Alas, the Washington blob, the bipartisan foreign-policy elite that has kept the United States at war for years, appears to have learned nothing. Indeed, members of Congress didn’t greet the president’s pronouncement with much enthusiasm. Legislators had voted against his plan to withdraw U.S. forces from Syria and Afghanistan. Members also had opposed his stated interest in doing the same from South Korea. These are the same congressmen who can’t be bothered to fulfill their constitutional responsibility to approve America’s wars, yet they fear the president might end one.
Indeed, some Washington policymakers reject any accountability. Five years ago Samantha Power, one of the high tribunes of humanitarian military intervention, reflected on what most Americans recognize to be years of disastrous war-making: “I think there is too much of, ‘Oh, look, this is what intervention has wrought’ . . . one has to be careful about overdrawing lessons.”
But they must be drawn. And the lessons from America’s recent decades of intervention and war have not been pretty. For instance, Ronald Reagan took the United States into Lebanon’s bitter civil war, backing the “national” government, which controlled little more than the capital of Beirut. Americans became combatants and died for nothing.
Bin Laden and Al Qaeda had no interest in America’s domestic institutions. They launched their terrorist operations in response to U.S. intervention and war-making in the Middle East. Bush administration Deputy Defense Secretary Paul Wolfowitz argued that one benefit of the Iraq war was the removal of U.S. “occupation” forces from Saudi Arabia, one of bin Laden’s grievances.
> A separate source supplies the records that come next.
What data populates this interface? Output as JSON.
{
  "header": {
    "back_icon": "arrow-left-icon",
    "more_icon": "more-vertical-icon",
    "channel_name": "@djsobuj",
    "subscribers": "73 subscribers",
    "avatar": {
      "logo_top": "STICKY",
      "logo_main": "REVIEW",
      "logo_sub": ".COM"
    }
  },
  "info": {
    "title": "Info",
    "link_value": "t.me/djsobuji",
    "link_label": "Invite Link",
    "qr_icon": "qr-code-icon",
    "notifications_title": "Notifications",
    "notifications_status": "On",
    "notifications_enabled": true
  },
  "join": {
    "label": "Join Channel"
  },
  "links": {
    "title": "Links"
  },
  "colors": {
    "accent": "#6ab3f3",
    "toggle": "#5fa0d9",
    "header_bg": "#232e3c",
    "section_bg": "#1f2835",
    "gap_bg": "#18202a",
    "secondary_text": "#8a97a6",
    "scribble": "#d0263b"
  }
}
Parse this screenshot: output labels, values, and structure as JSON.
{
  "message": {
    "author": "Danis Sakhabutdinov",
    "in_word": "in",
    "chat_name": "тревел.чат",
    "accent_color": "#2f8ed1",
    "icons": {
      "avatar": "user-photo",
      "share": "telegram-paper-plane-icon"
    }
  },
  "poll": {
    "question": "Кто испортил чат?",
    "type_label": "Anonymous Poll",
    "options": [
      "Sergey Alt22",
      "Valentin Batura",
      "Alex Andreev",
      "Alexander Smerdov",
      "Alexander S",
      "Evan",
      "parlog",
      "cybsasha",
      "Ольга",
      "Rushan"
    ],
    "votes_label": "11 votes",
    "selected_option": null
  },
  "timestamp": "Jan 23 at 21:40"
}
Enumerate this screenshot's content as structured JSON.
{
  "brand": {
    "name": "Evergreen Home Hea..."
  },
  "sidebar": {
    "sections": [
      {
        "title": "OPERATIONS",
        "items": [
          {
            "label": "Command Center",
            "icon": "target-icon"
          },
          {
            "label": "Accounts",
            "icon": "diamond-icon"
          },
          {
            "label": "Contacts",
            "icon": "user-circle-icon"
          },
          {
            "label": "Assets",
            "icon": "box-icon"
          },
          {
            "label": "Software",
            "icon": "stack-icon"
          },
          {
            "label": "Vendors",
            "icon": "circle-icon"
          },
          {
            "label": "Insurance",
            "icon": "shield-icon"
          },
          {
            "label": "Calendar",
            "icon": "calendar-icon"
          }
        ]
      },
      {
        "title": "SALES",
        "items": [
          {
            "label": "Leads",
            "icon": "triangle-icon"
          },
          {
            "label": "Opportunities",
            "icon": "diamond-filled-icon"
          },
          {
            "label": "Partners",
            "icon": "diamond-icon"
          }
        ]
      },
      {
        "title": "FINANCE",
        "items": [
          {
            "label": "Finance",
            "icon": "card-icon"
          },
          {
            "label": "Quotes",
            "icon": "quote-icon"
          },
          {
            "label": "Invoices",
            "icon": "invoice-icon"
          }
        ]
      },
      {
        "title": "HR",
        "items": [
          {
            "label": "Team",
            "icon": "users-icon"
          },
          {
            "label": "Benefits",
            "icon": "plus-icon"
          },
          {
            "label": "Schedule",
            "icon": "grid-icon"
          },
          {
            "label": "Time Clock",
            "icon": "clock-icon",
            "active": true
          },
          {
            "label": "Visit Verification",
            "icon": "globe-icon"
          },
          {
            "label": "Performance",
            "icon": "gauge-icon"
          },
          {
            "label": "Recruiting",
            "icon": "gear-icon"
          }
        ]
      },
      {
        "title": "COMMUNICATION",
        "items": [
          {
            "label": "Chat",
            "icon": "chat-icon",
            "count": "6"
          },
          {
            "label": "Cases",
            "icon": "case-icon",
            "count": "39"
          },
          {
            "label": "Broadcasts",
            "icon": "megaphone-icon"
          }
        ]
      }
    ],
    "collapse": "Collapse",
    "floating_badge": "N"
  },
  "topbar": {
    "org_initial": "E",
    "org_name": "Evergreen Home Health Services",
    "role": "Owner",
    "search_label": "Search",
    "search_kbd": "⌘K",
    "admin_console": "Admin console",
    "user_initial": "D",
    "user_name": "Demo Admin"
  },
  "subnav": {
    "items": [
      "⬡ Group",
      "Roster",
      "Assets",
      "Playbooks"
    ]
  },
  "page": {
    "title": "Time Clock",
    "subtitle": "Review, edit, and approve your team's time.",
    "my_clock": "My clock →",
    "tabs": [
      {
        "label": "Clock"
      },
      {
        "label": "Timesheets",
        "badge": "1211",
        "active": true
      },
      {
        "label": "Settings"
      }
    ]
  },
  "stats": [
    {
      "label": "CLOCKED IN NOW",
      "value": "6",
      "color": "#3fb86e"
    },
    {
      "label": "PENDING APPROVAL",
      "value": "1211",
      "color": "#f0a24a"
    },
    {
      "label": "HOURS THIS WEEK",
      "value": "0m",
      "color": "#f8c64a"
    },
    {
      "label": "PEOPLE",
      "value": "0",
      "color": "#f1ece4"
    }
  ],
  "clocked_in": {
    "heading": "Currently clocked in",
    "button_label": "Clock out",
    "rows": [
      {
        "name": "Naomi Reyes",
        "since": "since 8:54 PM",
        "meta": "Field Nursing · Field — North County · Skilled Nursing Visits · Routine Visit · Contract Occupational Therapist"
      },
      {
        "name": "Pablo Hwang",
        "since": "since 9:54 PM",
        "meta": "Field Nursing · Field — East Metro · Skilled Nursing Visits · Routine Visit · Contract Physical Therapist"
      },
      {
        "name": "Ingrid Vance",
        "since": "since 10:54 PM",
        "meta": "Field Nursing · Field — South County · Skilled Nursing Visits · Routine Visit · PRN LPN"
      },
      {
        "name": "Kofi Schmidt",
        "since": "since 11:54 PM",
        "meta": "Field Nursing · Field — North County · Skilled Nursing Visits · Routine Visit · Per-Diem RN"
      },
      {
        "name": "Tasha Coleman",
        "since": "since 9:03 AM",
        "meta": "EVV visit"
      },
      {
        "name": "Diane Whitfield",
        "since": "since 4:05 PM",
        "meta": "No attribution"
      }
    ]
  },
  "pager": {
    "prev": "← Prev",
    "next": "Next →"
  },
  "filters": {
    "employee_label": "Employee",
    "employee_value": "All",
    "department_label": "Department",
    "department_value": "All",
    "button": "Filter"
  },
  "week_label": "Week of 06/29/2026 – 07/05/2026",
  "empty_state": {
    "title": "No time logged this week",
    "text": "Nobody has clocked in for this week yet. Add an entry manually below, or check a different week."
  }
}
American troops have been fighting in Afghanistan for more than seventeen years, making it the longest war in U.S. history. Washington almost immediately achieved its objectives of striking Al Qaeda and ousting the Taliban; since then the war’s apparent goal has been to impose a centralized liberal democracy in Kabul, an effort neither worth war nor achievable at reasonable cost. Today Americans are dying to kick the final withdrawal to the next president.